Ascensão e queda de um velho condômino - III

Três semanas mais tarde foi ele quem tentou espatifar-se contra a calçada, para horror e desespero das senhoras que, do chão, contemplaram duas indesejáveis bolas pendentes de um saco escroto e sem escrúpulos. Completamente nu, gritava as mais desconexas frases que um pretenso suicida jamais pronunciara. A única palavra que a audiência distinguia com clareza era "gravata", o que em nada fazia avançar a compreensão do lamentável monólogo. Após acionados polícia e bombeiros e já com o Cabo Guimarães pronto para, da janela do andar de cima, efetuar o bote de salvamento e imobilização, o sujeito desceu da janela e entrou em seu apartamento. A pausa dramática que se estabeleceu prolongou sofrivelmente o tempo. Na eternidade do primeiro minuto após o sumiço, todos esperavam pelo estampido seco de um derradeiro tiro que lhe abriria a cabeça, executado provavelmente no banheiro. Só o silêncio ecoou. Mais dois minutos e ainda. Cabo Guimarães, em nítida insubordinação que lhe custaria o posto, hesitava em investir contra a janela do apartamento em flagrante medo de virar ele o morto do circo armado, a vinte metros do chão, pendurado num barbante vermelho. Em dez minutos, nada havia mudado. A platéia, desanimada, começou a dispersar, voltando cada um a sua ocupação anterior, Gilson do bloco B a lavar seu Comodoro branco com a água do condomínio, os adolescentes a jogar truco na calçada, Dona Filomena a tentar identificar quem era o novo namorado da moça do 402 - o sexto só esse ano, o segundo gordo e o primeiro a usar sapatos. Restaram apenas os mais velhos e as mais crianças. O suicida, enfim, não voltou mais. Meia hora depois, quando os policiais arrombaram a porta do apartamento, encontraram o bêbado já de cuecas dormindo na mais fetal das posições que a meia-idade permitiria, ao lado de um copo com um líquido branco que - provou-se mais tarde - não passava de leite UHT semi-desnatado. Foi só então que a vizinhança pôde mensurar o tamanho da decrepitude que atacara o velho do 703.

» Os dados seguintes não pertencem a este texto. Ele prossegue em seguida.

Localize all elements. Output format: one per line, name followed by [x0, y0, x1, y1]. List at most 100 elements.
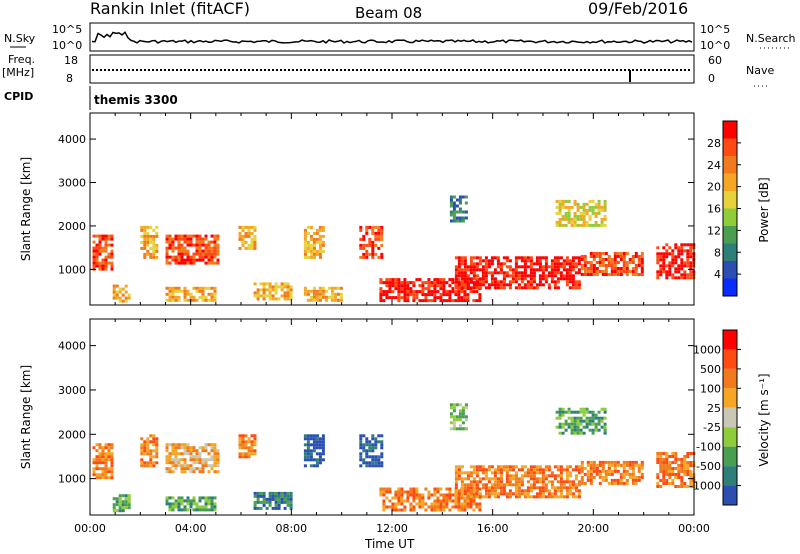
echo-cell: [686, 467, 690, 470]
echo-cell: [452, 195, 456, 199]
echo-cell: [379, 287, 383, 291]
echo-cell: [568, 286, 572, 290]
echo-cell: [478, 468, 482, 472]
echo-cell: [362, 458, 366, 462]
echo-cell: [192, 449, 196, 453]
echo-cell: [668, 264, 672, 268]
echo-cell: [469, 465, 473, 469]
echo-cell: [403, 490, 407, 494]
echo-cell: [576, 205, 580, 209]
echo-cell: [374, 458, 378, 462]
echo-cell: [499, 268, 503, 272]
echo-cell: [427, 284, 431, 288]
echo-cell: [155, 225, 159, 229]
echo-cell: [564, 214, 568, 218]
echo-cell: [165, 234, 169, 238]
echo-cell: [379, 296, 383, 300]
echo-cell: [250, 225, 254, 229]
echo-cell: [180, 508, 184, 512]
echo-cell: [140, 449, 144, 453]
echo-cell: [600, 425, 604, 429]
echo-cell: [475, 493, 479, 497]
echo-cell: [359, 237, 363, 241]
echo-cell: [247, 437, 251, 441]
echo-cell: [112, 497, 116, 501]
echo-cell: [112, 290, 116, 294]
echo-cell: [385, 281, 389, 285]
echo-cell: [104, 443, 108, 447]
echo-cell: [631, 469, 635, 473]
echo-cell: [183, 464, 187, 468]
echo-cell: [359, 464, 363, 468]
echo-cell: [562, 277, 566, 281]
echo-cell: [306, 452, 310, 456]
echo-cell: [92, 252, 96, 256]
echo-cell: [583, 273, 587, 276]
echo-cell: [571, 483, 575, 487]
echo-cell: [555, 425, 559, 429]
echo-cell: [603, 217, 607, 221]
echo-cell: [312, 289, 316, 293]
echo-cell: [107, 243, 111, 247]
echo-cell: [118, 497, 122, 501]
echo-cell: [359, 446, 363, 450]
echo-cell: [315, 458, 319, 462]
echo-cell: [180, 243, 184, 247]
echo-cell: [556, 268, 560, 272]
echo-cell: [442, 293, 446, 297]
echo-cell: [622, 463, 626, 467]
echo-cell: [118, 287, 122, 291]
echo-cell: [149, 246, 153, 250]
echo-cell: [201, 458, 205, 462]
echo-cell: [496, 468, 500, 472]
echo-cell: [668, 464, 672, 467]
echo-cell: [365, 461, 369, 465]
echo-cell: [315, 295, 319, 299]
echo-cell: [146, 461, 150, 465]
echo-cell: [121, 503, 125, 507]
echo-cell: [177, 458, 181, 462]
echo-cell: [433, 296, 437, 300]
echo-cell: [573, 416, 577, 420]
echo-cell: [380, 228, 384, 232]
echo-cell: [118, 494, 122, 498]
echo-cell: [514, 492, 518, 496]
echo-cell: [198, 446, 202, 450]
echo-cell: [189, 458, 193, 462]
echo-cell: [662, 270, 666, 274]
echo-cell: [487, 286, 491, 290]
echo-cell: [213, 246, 217, 250]
echo-cell: [481, 271, 485, 275]
echo-cell: [461, 406, 465, 410]
echo-cell: [171, 298, 175, 302]
echo-cell: [514, 495, 518, 499]
echo-cell: [532, 465, 536, 469]
echo-cell: [493, 471, 497, 475]
echo-cell: [481, 259, 485, 263]
echo-cell: [592, 267, 596, 270]
echo-cell: [553, 259, 557, 263]
echo-cell: [656, 258, 660, 262]
echo-cell: [583, 267, 587, 270]
echo-cell: [604, 478, 608, 482]
echo-cell: [594, 220, 598, 224]
echo-cell: [180, 249, 184, 253]
echo-cell: [247, 231, 251, 235]
echo-cell: [315, 240, 319, 244]
echo-cell: [461, 415, 465, 419]
echo-cell: [427, 278, 431, 282]
echo-cell: [541, 492, 545, 496]
echo-cell: [101, 476, 105, 480]
echo-cell: [101, 449, 105, 453]
echo-cell: [149, 440, 153, 444]
echo-cell: [586, 469, 590, 473]
echo-cell: [165, 286, 169, 290]
echo-cell: [189, 261, 193, 265]
echo-cell: [677, 458, 681, 461]
echo-cell: [165, 502, 169, 506]
echo-cell: [568, 471, 572, 475]
echo-cell: [110, 261, 114, 265]
echo-cell: [198, 496, 202, 500]
freq-unit: [MHz]: [2, 66, 34, 79]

quinta-feira, 15 de outubro de 2009

Ascensão e queda de um velho condômino - II

Numa tarde de quinta-feira atirou pela janela seu pequeno cachorro que virou três. A criançada, a princípio estupefata, não tardou a mexer com gravetos as entranhas do animalzinho, procurando entender como aquela massa ensanguentada era o tal do organismo sobre o qual falavam as aulas de ciências. Lá de cima, o velho ficou apenas olhando os piás executarem as exéquias e demais ritos fúnebres que tiveram lugar, concluída a investigação forense. Tinha o olhar grave, não sorria nem chorava. Contemplava ou menos que isso. Ele não estava lá, diria mais tarde Sêo Sebastião, contador aposentado e leitor entusiasta de Zíbia Gasparetto, seu olhar estéril indicava um corpo vazio jazendo sem alma. Os restos de toby foram enterrados aos pés do sombreiro do Sêo Cláudio - sem seu consentimento. Sete dedos de profundidade, é o certo pra animais. Sem contestações, Cristiano, após a demonstração de conhecimento da arte, tomou o posto de sacerdote-chefe da cerimônia e passou a conduzí-la. Determinou que no fundo da cova da profundidade determinada deveria haver uma caminha de folhas. Afimou que não, jamais procederia ao enterro sem a dignidade de uma caixa de sapato para fazer as vezes de ataúde. Prontamente atendido por Dona Candinha, sepultou o pobre animal sob uma improvisada cruz de galhos. Decretou que não voltaria a jogar bola no dia e subiria para pensar, sei lá, to meio mal. Todos fizeram o mesmo, exceto Guilherme que sentou numa calçada próxima ao túmulo e de lá o olhou fixamente por meia-hora, até que sua mãe o chamou. Quando ia embora, viu que o Velho continuava na janela, com o mesmo olhar de medusa. Teve um mau pressentimento que só passou na primeira colherada da sopa de feijão que sua mãe prepararia naquela noite.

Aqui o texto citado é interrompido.